Normed – We appreciated each other’s capabilities and interests. As we warmed up to the course and settled in, we learned when we could count on one another to make certain shots. We began to strategize on how to optimize shots on each hole. And we ladies began to insist on using a few of our “best balls.”
Performed – We maximized each other’s capabilities and interests. Finally, we began shooting par, a birdie even popped up here and there! We felt confident in our strokes and moved smoothly around the course. Our scores improved for each hole.
What Lessons Did We Learn Along the Way?
How to use the strengths of each member – When you’re baking a loaf of bread, you’ll normally use a lot of flour, but without the smallest ingredients, like a little bit of yeast, your loaf won’t rise. A surprisingly small strength may turn out to be the glue that holds the team together.
How to provide and accept encouragement and support – With your new team, you must decide to exhibit mutual respect, even when you don’t agree with all the perspectives and can’t yet appreciate the varying skill sets in the room. Be open to the learning that may take place as you interact with and support one another.
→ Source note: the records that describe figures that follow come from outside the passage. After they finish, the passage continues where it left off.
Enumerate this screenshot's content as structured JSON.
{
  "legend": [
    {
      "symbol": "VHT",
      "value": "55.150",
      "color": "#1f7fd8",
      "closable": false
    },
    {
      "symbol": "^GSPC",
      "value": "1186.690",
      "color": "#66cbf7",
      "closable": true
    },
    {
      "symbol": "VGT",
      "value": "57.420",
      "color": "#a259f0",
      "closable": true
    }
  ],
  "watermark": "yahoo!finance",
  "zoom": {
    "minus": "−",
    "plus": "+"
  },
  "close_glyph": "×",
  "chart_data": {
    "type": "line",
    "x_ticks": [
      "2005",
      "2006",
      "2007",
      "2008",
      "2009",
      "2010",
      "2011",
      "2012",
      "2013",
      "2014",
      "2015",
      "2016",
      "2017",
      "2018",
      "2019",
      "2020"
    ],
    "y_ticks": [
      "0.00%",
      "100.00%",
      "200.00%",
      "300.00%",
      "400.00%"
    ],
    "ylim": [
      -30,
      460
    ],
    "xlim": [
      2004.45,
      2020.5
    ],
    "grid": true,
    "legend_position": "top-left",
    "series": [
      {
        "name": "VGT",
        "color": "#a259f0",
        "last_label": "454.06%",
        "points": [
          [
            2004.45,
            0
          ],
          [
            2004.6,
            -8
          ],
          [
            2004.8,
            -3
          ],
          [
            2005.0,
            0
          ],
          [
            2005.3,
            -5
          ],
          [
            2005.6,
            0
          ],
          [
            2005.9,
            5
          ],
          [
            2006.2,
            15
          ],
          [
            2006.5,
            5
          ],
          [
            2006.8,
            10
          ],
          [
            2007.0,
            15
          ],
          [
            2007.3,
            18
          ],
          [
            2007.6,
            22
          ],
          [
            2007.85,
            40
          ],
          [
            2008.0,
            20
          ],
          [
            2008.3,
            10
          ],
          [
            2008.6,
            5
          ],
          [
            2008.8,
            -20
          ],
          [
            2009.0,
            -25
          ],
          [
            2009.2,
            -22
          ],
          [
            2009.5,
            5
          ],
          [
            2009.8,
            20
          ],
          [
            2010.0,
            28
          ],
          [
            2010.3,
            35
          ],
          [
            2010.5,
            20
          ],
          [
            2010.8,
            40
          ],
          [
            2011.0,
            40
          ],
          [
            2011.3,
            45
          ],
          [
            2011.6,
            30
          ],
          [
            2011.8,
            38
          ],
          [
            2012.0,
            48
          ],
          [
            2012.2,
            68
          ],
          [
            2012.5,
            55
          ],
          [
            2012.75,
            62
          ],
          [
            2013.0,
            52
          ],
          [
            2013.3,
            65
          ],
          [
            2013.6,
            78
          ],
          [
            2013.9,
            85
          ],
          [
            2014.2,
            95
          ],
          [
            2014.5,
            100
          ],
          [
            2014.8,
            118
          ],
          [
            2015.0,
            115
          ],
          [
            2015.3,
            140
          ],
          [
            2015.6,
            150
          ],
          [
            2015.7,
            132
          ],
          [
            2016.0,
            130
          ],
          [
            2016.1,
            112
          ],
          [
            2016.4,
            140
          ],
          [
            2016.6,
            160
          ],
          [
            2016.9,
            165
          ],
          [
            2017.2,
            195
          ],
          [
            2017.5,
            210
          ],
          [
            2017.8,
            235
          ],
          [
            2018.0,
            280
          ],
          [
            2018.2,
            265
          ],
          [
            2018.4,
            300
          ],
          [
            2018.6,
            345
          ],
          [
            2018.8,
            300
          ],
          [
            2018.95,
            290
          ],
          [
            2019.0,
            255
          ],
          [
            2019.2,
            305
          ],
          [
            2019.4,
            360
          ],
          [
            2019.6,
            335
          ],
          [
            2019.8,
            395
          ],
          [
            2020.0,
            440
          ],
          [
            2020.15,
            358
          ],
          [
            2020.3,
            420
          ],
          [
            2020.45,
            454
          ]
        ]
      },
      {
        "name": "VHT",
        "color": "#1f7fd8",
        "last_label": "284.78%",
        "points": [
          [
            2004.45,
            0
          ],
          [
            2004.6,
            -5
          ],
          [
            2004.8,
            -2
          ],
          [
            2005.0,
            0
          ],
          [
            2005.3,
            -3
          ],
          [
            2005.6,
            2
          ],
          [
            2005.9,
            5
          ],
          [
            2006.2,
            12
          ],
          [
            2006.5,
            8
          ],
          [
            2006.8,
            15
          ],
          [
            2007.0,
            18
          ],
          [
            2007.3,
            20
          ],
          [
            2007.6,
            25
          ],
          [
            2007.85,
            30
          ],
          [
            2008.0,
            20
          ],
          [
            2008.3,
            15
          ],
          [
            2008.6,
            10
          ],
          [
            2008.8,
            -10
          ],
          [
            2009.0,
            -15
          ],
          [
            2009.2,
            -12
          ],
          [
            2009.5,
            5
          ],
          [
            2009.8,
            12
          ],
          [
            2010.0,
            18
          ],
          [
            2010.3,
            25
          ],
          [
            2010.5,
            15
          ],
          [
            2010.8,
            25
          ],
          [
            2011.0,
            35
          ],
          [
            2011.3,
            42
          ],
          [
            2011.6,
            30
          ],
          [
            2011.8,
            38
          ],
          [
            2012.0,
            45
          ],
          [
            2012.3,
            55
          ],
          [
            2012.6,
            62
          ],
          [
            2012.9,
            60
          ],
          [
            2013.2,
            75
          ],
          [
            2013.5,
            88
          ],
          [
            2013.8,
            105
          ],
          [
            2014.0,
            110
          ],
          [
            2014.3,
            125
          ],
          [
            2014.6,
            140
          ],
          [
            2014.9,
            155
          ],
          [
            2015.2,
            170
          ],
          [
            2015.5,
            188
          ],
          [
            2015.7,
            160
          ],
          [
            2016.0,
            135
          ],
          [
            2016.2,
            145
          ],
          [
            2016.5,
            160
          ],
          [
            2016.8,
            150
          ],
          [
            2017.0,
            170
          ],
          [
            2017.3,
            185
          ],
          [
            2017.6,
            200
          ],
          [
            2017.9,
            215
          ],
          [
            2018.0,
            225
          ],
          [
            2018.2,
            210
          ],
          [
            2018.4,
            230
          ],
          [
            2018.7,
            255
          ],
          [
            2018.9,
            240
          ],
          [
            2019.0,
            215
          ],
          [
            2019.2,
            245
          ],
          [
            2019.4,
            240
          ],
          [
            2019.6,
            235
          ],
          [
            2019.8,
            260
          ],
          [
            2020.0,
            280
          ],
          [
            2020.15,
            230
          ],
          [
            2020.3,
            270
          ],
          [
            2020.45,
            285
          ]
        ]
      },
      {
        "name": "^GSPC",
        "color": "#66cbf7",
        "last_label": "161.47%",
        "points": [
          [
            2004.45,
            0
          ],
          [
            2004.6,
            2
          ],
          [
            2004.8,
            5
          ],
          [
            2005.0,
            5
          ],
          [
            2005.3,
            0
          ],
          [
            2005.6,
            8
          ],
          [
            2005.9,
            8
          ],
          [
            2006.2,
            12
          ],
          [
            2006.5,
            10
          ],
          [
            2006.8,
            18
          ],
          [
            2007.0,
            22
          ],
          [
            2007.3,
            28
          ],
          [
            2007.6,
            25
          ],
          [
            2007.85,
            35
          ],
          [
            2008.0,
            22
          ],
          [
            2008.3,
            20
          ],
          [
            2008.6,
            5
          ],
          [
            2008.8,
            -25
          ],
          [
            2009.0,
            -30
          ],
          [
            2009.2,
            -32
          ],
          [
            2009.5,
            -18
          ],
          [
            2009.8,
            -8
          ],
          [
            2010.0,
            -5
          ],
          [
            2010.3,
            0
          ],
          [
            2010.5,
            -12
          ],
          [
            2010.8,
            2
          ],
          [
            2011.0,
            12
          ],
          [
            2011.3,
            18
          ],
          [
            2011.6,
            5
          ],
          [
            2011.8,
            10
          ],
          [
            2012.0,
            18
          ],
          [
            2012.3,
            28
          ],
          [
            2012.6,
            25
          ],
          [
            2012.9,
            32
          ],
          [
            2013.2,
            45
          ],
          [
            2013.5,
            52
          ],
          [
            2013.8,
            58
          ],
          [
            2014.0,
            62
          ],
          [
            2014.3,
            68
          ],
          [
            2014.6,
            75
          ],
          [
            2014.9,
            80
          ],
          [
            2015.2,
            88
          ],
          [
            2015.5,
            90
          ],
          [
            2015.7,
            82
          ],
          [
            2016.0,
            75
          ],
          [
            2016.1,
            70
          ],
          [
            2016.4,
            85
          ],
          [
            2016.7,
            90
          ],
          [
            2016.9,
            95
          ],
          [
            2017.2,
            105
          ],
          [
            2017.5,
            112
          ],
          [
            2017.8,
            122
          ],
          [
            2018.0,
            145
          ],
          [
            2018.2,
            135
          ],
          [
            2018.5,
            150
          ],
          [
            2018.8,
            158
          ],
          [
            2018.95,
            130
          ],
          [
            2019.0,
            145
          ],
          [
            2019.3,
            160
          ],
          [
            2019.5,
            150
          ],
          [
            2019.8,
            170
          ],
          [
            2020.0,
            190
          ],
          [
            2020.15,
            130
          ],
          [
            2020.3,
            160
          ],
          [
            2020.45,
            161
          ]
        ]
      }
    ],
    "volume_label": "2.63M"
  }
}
How to assert value to the team – When you do feel that a key asset is being overlooked, whether yours or someone else’s, first understand the motivations of others in the context of the goal. Then present the value of that asset in a manner that aligns with that motivation and goal.
How to protect what’s important to you – Given that we were playing a difficult course, we lost more balls than normal. This was fine until we lost a ball that we really liked, and we ladies realized that the guys weren’t as concerned about looking for them. It was a small thing, but important to us, so we stopped using them in risky situations. Don’t offer something you value if others aren’t yet ready to value it. Use your emotional intelligence to align your gift with the team’s needs.
Having a dream team is a wonderful aspiration, but there will be many situations where that’s just not possible. Instead, you’ll have to adjust your approach to fit the circumstances and people assigned to you. But, in the midst of that, you can find a way to accomplish your goals.